The rest of her seemed to be just as thoroughly ravaged; her nipple was missing, apparently chewed away like the ear, and her stomach had been slit open right below the navel. I could see at least three wounds that might have killed her, and a dozen more that would have been horrible enough to make death seem like a good idea.

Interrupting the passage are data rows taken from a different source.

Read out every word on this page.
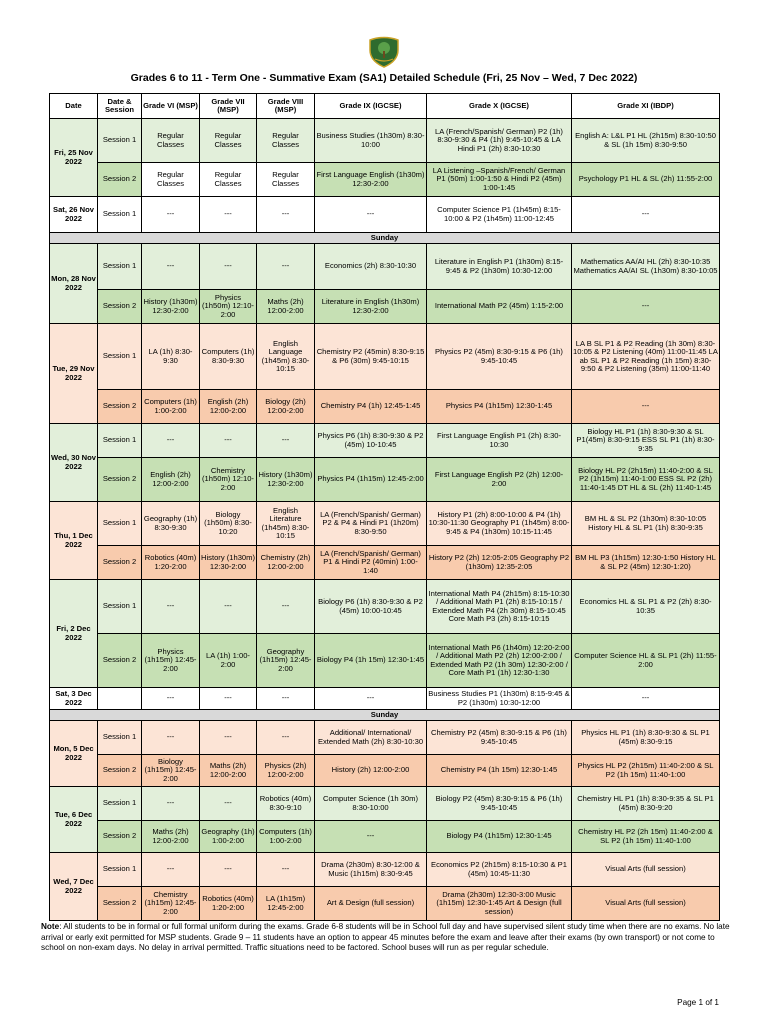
Grades 6 to 11 - Term One - Summative Exam (SA1) Detailed Schedule (Fri, 25 Nov – Wed, 7 Dec 2022)
Date	Date & Session	Grade VI (MSP)	Grade VII (MSP)	Grade VIII (MSP)	Grade IX (IGCSE)	Grade X (IGCSE)	Grade XI (IBDP)
Fri, 25 Nov 2022	Session 1	Regular Classes	Regular Classes	Regular Classes	Business Studies (1h30m) 8:30-10:00	LA (French/Spanish/ German) P2 (1h) 8:30-9:30 & P4 (1h) 9:45-10:45 & LA Hindi P1 (2h) 8:30-10:30	English A: L&L P1 HL (2h15m) 8:30-10:50 & SL (1h 15m) 8:30-9:50
	Session 2	Regular Classes	Regular Classes	Regular Classes	First Language English (1h30m) 12:30-2:00	LA Listening –Spanish/French/ German P1 (50m) 1:00-1:50 & Hindi P2 (45m) 1:00-1:45	Psychology P1 HL & SL (2h) 11:55-2:00
Sat, 26 Nov 2022	Session 1	---	---	---	---	Computer Science P1 (1h45m) 8:15-10:00 & P2 (1h45m) 11:00-12:45	---
Sunday							
Mon, 28 Nov 2022	Session 1	---	---	---	Economics (2h) 8:30-10:30	Literature in English P1 (1h30m) 8:15-9:45 & P2 (1h30m) 10:30-12:00	Mathematics AA/AI HL (2h) 8:30-10:35 Mathematics AA/AI SL (1h30m) 8:30-10:05
	Session 2	History (1h30m) 12:30-2:00	Physics (1h50m) 12:10-2:00	Maths (2h) 12:00-2:00	Literature in English (1h30m) 12:30-2:00	International Math P2 (45m) 1:15-2:00	---
Tue, 29 Nov 2022	Session 1	LA (1h) 8:30-9:30	Computers (1h) 8:30-9:30	English Language (1h45m) 8:30-10:15	Chemistry P2 (45min) 8:30-9:15 & P6 (30m) 9:45-10:15	Physics P2 (45m) 8:30-9:15 & P6 (1h) 9:45-10:45	LA B SL P1 & P2 Reading (1h 30m) 8:30-10:05 & P2 Listening (40m) 11:00-11:45 LA ab SL P1 & P2 Reading (1h 15m) 8:30-9:50 & P2 Listening (35m) 11:00-11:40
	Session 2	Computers (1h) 1:00-2:00	English (2h) 12:00-2:00	Biology (2h) 12:00-2:00	Chemistry P4 (1h) 12:45-1:45	Physics P4 (1h15m) 12:30-1:45	---
Wed, 30 Nov 2022	Session 1	---	---	---	Physics P6 (1h) 8:30-9:30 & P2 (45m) 10-10:45	First Language English P1 (2h) 8:30-10:30	Biology HL P1 (1h) 8:30-9:30 & SL P1(45m) 8:30-9:15 ESS SL P1 (1h) 8:30-9:35
	Session 2	English (2h) 12:00-2:00	Chemistry (1h50m) 12:10-2:00	History (1h30m) 12:30-2:00	Physics P4 (1h15m) 12:45-2:00	First Language English P2 (2h) 12:00-2:00	Biology HL P2 (2h15m) 11:40-2:00 & SL P2 (1h15m) 11:40-1:00 ESS SL P2 (2h) 11:40-1:45 DT HL & SL (2h) 11:40-1:45
Thu, 1 Dec 2022	Session 1	Geography (1h) 8:30-9:30	Biology (1h50m) 8:30-10:20	English Literature (1h45m) 8:30-10:15	LA (French/Spanish/ German) P2 & P4 & Hindi P1 (1h20m) 8:30-9:50	History P1 (2h) 8:00-10:00 & P4 (1h) 10:30-11:30 Geography P1 (1h45m) 8:00-9:45 & P4 (1h30m) 10:15-11:45	BM HL & SL P2 (1h30m) 8:30-10:05 History HL & SL P1 (1h) 8:30-9:35
	Session 2	Robotics (40m) 1:20-2:00	History (1h30m) 12:30-2:00	Chemistry (2h) 12:00-2:00	LA (French/Spanish/ German) P1 & Hindi P2 (40min) 1:00-1:40	History P2 (2h) 12:05-2:05 Geography P2 (1h30m) 12:35-2:05	BM HL P3 (1h15m) 12:30-1:50 History HL & SL P2 (45m) 12:30-1:20)
Fri, 2 Dec 2022	Session 1	---	---	---	Biology P6 (1h) 8:30-9:30 & P2 (45m) 10:00-10:45	International Math P4 (2h15m) 8:15-10:30 / Additional Math P1 (2h) 8:15-10:15 / Extended Math P4 (2h 30m) 8:15-10:45 Core Math P3 (2h) 8:15-10:15	Economics HL & SL P1 & P2 (2h) 8:30-10:35
	Session 2	Physics (1h15m) 12:45-2:00	LA (1h) 1:00-2:00	Geography (1h15m) 12:45-2:00	Biology P4 (1h 15m) 12:30-1:45	International Math P6 (1h40m) 12:20-2:00 / Additional Math P2 (2h) 12:00-2:00 / Extended Math P2 (1h 30m) 12:30-2:00 / Core Math P1 (1h) 12:30-1:30	Computer Science HL & SL P1 (2h) 11:55-2:00
Sat, 3 Dec 2022		---	---	---	---	Business Studies P1 (1h30m) 8:15-9:45 & P2 (1h30m) 10:30-12:00	---
Sunday							
Mon, 5 Dec 2022	Session 1	---	---	---	Additional/ International/ Extended Math (2h) 8:30-10:30	Chemistry P2 (45m) 8:30-9:15 & P6 (1h) 9:45-10:45	Physics HL P1 (1h) 8:30-9:30 & SL P1 (45m) 8:30-9:15
	Session 2	Biology (1h15m) 12:45-2:00	Maths (2h) 12:00-2:00	Physics (2h) 12:00-2:00	History (2h) 12:00-2:00	Chemistry P4 (1h 15m) 12:30-1:45	Physics HL P2 (2h15m) 11:40-2:00 & SL P2 (1h 15m) 11:40-1:00
Tue, 6 Dec 2022	Session 1	---	---	Robotics (40m) 8:30-9:10	Computer Science (1h 30m) 8:30-10:00	Biology P2 (45m) 8:30-9:15 & P6 (1h) 9:45-10:45	Chemistry HL P1 (1h) 8:30-9:35 & SL P1 (45m) 8:30-9:20
	Session 2	Maths (2h) 12:00-2:00	Geography (1h) 1:00-2:00	Computers (1h) 1:00-2:00	---	Biology P4 (1h15m) 12:30-1:45	Chemistry HL P2 (2h 15m) 11:40-2:00 & SL P2 (1h 15m) 11:40-1:00
Wed, 7 Dec 2022	Session 1	---	---	---	Drama (2h30m) 8:30-12:00 & Music (1h15m) 8:30-9:45	Economics P2 (2h15m) 8:15-10:30 & P1 (45m) 10:45-11:30	Visual Arts (full session)
	Session 2	Chemistry (1h15m) 12:45-2:00	Robotics (40m) 1:20-2:00	LA (1h15m) 12:45-2:00	Art & Design (full session)	Drama (2h30m) 12:30-3:00 Music (1h15m) 12:30-1:45 Art & Design (full session)	Visual Arts (full session)
Note: All students to be in formal or full formal uniform during the exams. Grade 6-8 students will be in School full day and have supervised silent study time when there are no exams. No late arrival or early exit permitted for MSP students. Grade 9 – 11 students have an option to appear 45 minutes before the exam and leave after their exams (by own transport) or not come to school on non-exam days. No delay in arrival permitted. Traffic situations need to be factored. School buses will run as per regular schedule.
Page 1 of 1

But before I could take more than one quick glance, I heard a dreadful sound behind me, as if someone was strangling a large animal, and I turned to see Chase backing rapidly away with both hands clamped over his mouth, his face turning pale green almost as fast as he retreated. With a feeling of real pleasure, I watched him sprint for the perimeter. It was a common reaction to seeing messy death for the first time, but in this case it was very satisfying. It also left me in peace to take a longer look at a more leisurely pace, and I did.

I scanned the body head to toe, marveling at the thoroughness of the devastation, and the Passenger murmured its appreciation. Someone had spent a great deal of time and effort doing this, and although the results were certainly not up to my high artistic standards, they still showed a certain primitive vigor and abandon that were admirable, even infectious. The technique was clumsy, inefficient, even brutal, but it spoke of a wild experimental joy in the work that was a pleasure to see. After all, so very few of us seem to enjoy our jobs nowadays. Whoever did this clearly did enjoy it. Just as clearly—at least to me—the killer was exploring, seeking something he had not quite found, in spite of a very thorough search.

I took one more long, studious look at the whittled-away remains of the young woman, and I did not need the Passenger’s whispered endorsement to agree with Vince. This might be the very first time Our Perp had done this, but it would not be the last. Things being what they were, it would be a very good thing to catch him before he turned too many more young women into fish bait, and that meant it was time for Dexter to push his mighty brain online and get busy. There was real and compelling work to do, and with Chase in exile at the perimeter tape, I was at last free to do it.